I've got to be sure of what I see, because we're obliteratin' them as we go up. Hmmm! One set goin' up, one comin' down. Same man. Not your tracks. Branner was a bigger man than you are. Blood drops all the way—blood on the bannisters like a man had laid his bloody hand there—a smear of stuff that looks—brains. Now what—"

"He walked down the stair, a dead man," shuddered Griswell. "Groping with one hand—the other gripping the hatchet that killed him."

"Or was carried," muttered the sheriff. "But if somebody carried him —where are the tracks?"

They came out into the upper hallway, a vast, empty space of dust and shadows where time-crusted windows repelled the moonlight and the ring of Buckner's torch seemed inadequate. Griswell trembled like a leaf. Here, in darkness and horror, John Branner had died.

"Somebody whistled up here," he muttered. "John came, as if he were being called."

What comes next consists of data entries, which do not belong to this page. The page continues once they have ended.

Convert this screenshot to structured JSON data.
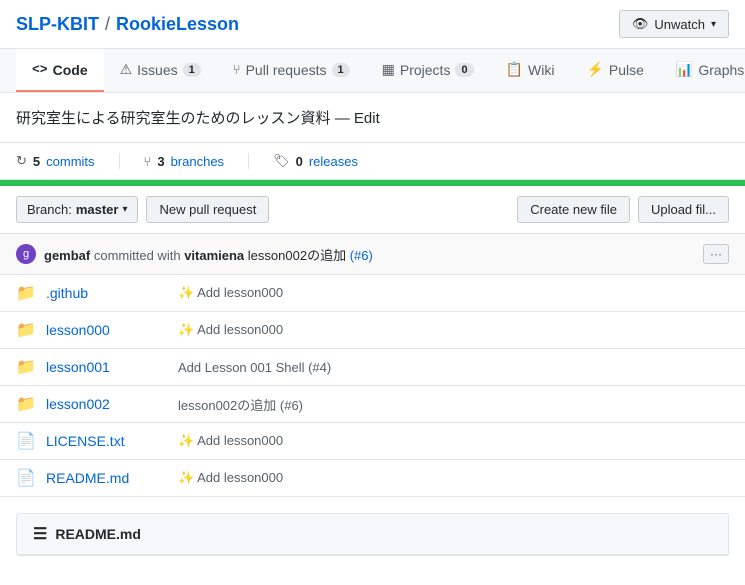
{
  "header": {
    "org": "SLP-KBIT",
    "separator": "/",
    "repo": "RookieLesson",
    "unwatch_label": "Unwatch",
    "unwatch_caret": "▾"
  },
  "nav": {
    "tabs": [
      {
        "id": "code",
        "icon": "<>",
        "label": "Code",
        "badge": null,
        "active": true
      },
      {
        "id": "issues",
        "icon": "!",
        "label": "Issues",
        "badge": "1",
        "active": false
      },
      {
        "id": "pull-requests",
        "icon": "⑂",
        "label": "Pull requests",
        "badge": "1",
        "active": false
      },
      {
        "id": "projects",
        "icon": "▦",
        "label": "Projects",
        "badge": "0",
        "active": false
      },
      {
        "id": "wiki",
        "icon": "≡",
        "label": "Wiki",
        "badge": null,
        "active": false
      },
      {
        "id": "pulse",
        "icon": "⚡",
        "label": "Pulse",
        "badge": null,
        "active": false
      },
      {
        "id": "graphs",
        "icon": "▉",
        "label": "Graphs",
        "badge": null,
        "active": false
      }
    ]
  },
  "description": "研究室生による研究室生のためのレッスン資料 — Edit",
  "stats": {
    "commits": {
      "count": "5",
      "label": "commits",
      "icon": "↻"
    },
    "branches": {
      "count": "3",
      "label": "branches",
      "icon": "⑂"
    },
    "releases": {
      "count": "0",
      "label": "releases",
      "icon": "🏷"
    }
  },
  "branch": {
    "label": "Branch:",
    "name": "master",
    "caret": "▾",
    "new_pr_label": "New pull request",
    "create_file_label": "Create new file",
    "upload_file_label": "Upload fil..."
  },
  "commit": {
    "author": "gembaf",
    "action": "committed with",
    "committer": "vitamiena",
    "message": "lesson002の追加",
    "issue": "(#6)",
    "more": "···",
    "avatar_initial": "g"
  },
  "files": [
    {
      "type": "folder",
      "name": ".github",
      "commit_msg": "✨ Add lesson000",
      "sparkle": true
    },
    {
      "type": "folder",
      "name": "lesson000",
      "commit_msg": "✨ Add lesson000",
      "sparkle": true
    },
    {
      "type": "folder",
      "name": "lesson001",
      "commit_msg": "Add Lesson 001 Shell (#4)",
      "sparkle": false
    },
    {
      "type": "folder",
      "name": "lesson002",
      "commit_msg": "lesson002の追加 (#6)",
      "sparkle": false
    },
    {
      "type": "file",
      "name": "LICENSE.txt",
      "commit_msg": "✨ Add lesson000",
      "sparkle": true
    },
    {
      "type": "file",
      "name": "README.md",
      "commit_msg": "✨ Add lesson000",
      "sparkle": true
    }
  ],
  "readme": {
    "icon": "≡",
    "title": "README.md"
  }
}
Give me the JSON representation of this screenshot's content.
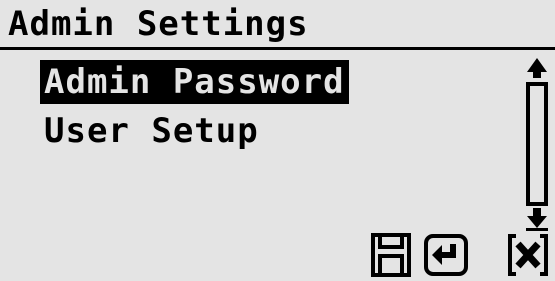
{
  "screen": {
    "title": "Admin Settings"
  },
  "menu": {
    "items": [
      {
        "label": "Admin Password",
        "selected": true
      },
      {
        "label": "User Setup",
        "selected": false
      }
    ]
  },
  "scrollbar": {
    "up_icon": "scroll-up-arrow-icon",
    "down_icon": "scroll-down-arrow-icon"
  },
  "softkeys": [
    {
      "icon": "save-icon"
    },
    {
      "icon": "enter-icon"
    },
    {
      "icon": "cancel-icon"
    }
  ],
  "colors": {
    "background": "#e4e4e4",
    "foreground": "#000000"
  }
}
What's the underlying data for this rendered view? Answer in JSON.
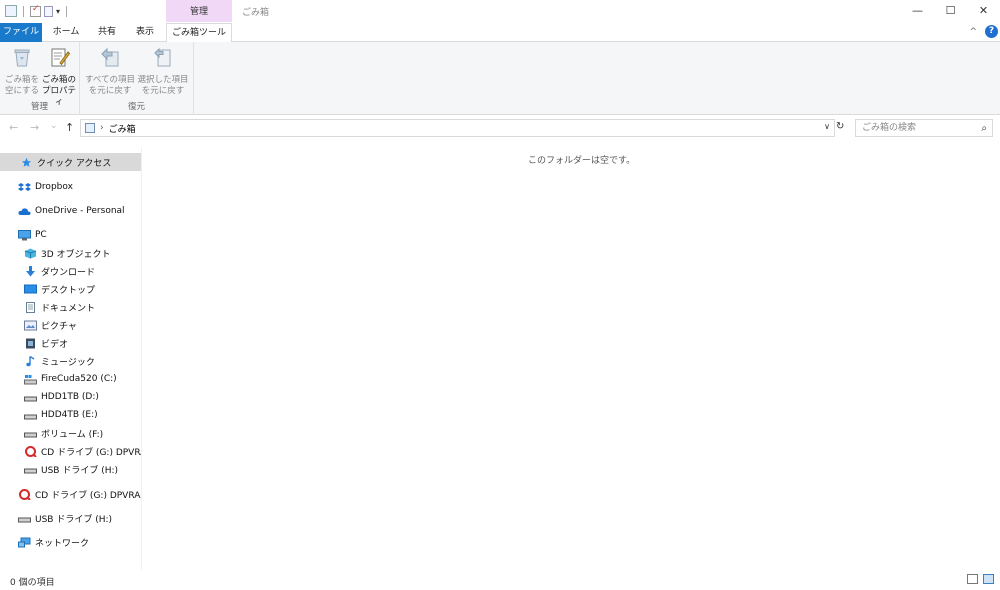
{
  "titlebar": {
    "context_header": "管理",
    "window_title": "ごみ箱",
    "minimize": "—",
    "maximize": "☐",
    "close": "✕"
  },
  "tabs": {
    "file": "ファイル",
    "home": "ホーム",
    "share": "共有",
    "view": "表示",
    "recycle_tools": "ごみ箱ツール",
    "collapse": "^",
    "help": "?"
  },
  "ribbon": {
    "manage": {
      "empty_bin_line1": "ごみ箱を",
      "empty_bin_line2": "空にする",
      "properties_line1": "ごみ箱の",
      "properties_line2": "プロパティ",
      "group_label": "管理"
    },
    "restore": {
      "restore_all_line1": "すべての項目",
      "restore_all_line2": "を元に戻す",
      "restore_selected_line1": "選択した項目",
      "restore_selected_line2": "を元に戻す",
      "group_label": "復元"
    }
  },
  "nav": {
    "back": "←",
    "forward": "→",
    "recent": "⌄",
    "up": "↑",
    "address_sep": "›",
    "address": "ごみ箱",
    "dropdown": "∨",
    "refresh": "↻",
    "search_placeholder": "ごみ箱の検索",
    "search_icon": "⌕"
  },
  "navpane": {
    "quick_access": "クイック アクセス",
    "dropbox": "Dropbox",
    "onedrive": "OneDrive - Personal",
    "pc": "PC",
    "objects3d": "3D オブジェクト",
    "downloads": "ダウンロード",
    "desktop": "デスクトップ",
    "documents": "ドキュメント",
    "pictures": "ピクチャ",
    "videos": "ビデオ",
    "music": "ミュージック",
    "drive_c": "FireCuda520 (C:)",
    "drive_d": "HDD1TB (D:)",
    "drive_e": "HDD4TB (E:)",
    "drive_f": "ボリューム (F:)",
    "drive_g": "CD ドライブ (G:) DPVRAssis",
    "drive_h": "USB ドライブ (H:)",
    "cd_root": "CD ドライブ (G:) DPVRAssista",
    "usb_root": "USB ドライブ (H:)",
    "network": "ネットワーク"
  },
  "content": {
    "empty_message": "このフォルダーは空です。"
  },
  "status": {
    "item_count": "0 個の項目"
  },
  "colors": {
    "file_tab": "#1979ca",
    "context_tab": "#f0d8f6",
    "selected_nav": "#d9d9d9"
  }
}
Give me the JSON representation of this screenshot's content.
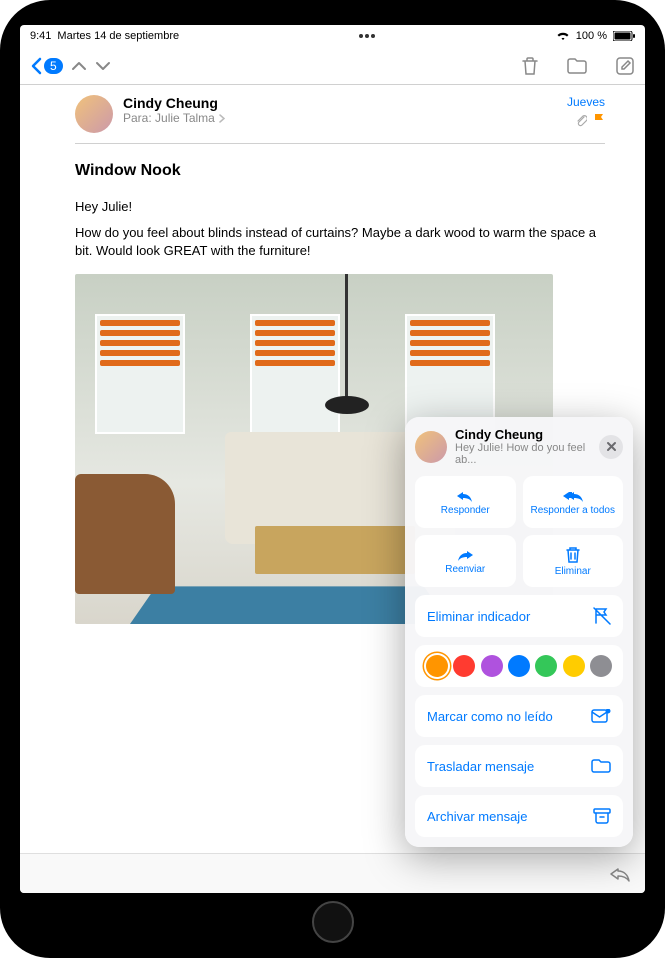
{
  "status_bar": {
    "time": "9:41",
    "date": "Martes 14 de septiembre",
    "battery": "100 %"
  },
  "toolbar": {
    "unread_badge": "5"
  },
  "message": {
    "sender": "Cindy Cheung",
    "to_label": "Para:",
    "recipient": "Julie Talma",
    "date": "Jueves",
    "subject": "Window Nook",
    "greeting": "Hey Julie!",
    "body": "How do you feel about blinds instead of curtains? Maybe a dark wood to warm the space a bit. Would look GREAT with the furniture!"
  },
  "sheet": {
    "sender": "Cindy Cheung",
    "preview": "Hey Julie! How do you feel ab...",
    "reply": "Responder",
    "reply_all": "Responder a todos",
    "forward": "Reenviar",
    "delete": "Eliminar",
    "remove_flag": "Eliminar indicador",
    "mark_unread": "Marcar como no leído",
    "move_msg": "Trasladar mensaje",
    "archive_msg": "Archivar mensaje",
    "flag_colors": [
      "#ff9500",
      "#ff3b30",
      "#af52de",
      "#007aff",
      "#34c759",
      "#ffcc00",
      "#8e8e93"
    ]
  }
}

Buckner's eyes were blazing strangely in the light.

"The footprints lead down the hall," he muttered. "Same as on the stair —one set going, one coming. Same prints—Judas!"

Behind him Griswell stifled a cry, for he had seen what prompted Buckner's exclamation. A few feet from the head of the stair Branner's footprints stopped abruptly, then returned, treading almost in the other tracks. And where the trail halted there was a great splash of blood on the dusty floor—and other tracks met it—tracks of bare feet, narrow but with splayed toes. They too receded in a second line from the spot.

Buckner bent over them, swearing.

"The tracks meet! And where they meet there's blood and brains on the floor! Branner must have been killed on that spot—with a blow from a hatchet. Bare feet coming out of the darkness to meet shod feet—then both turned away again; the shod feet went downstairs, the bare feet went back down the hall." He directed his light down the hall. The footprints faded into darkness, beyond the reach of the beam. On either hand the closed doors of chambers were cryptic portals of mystery.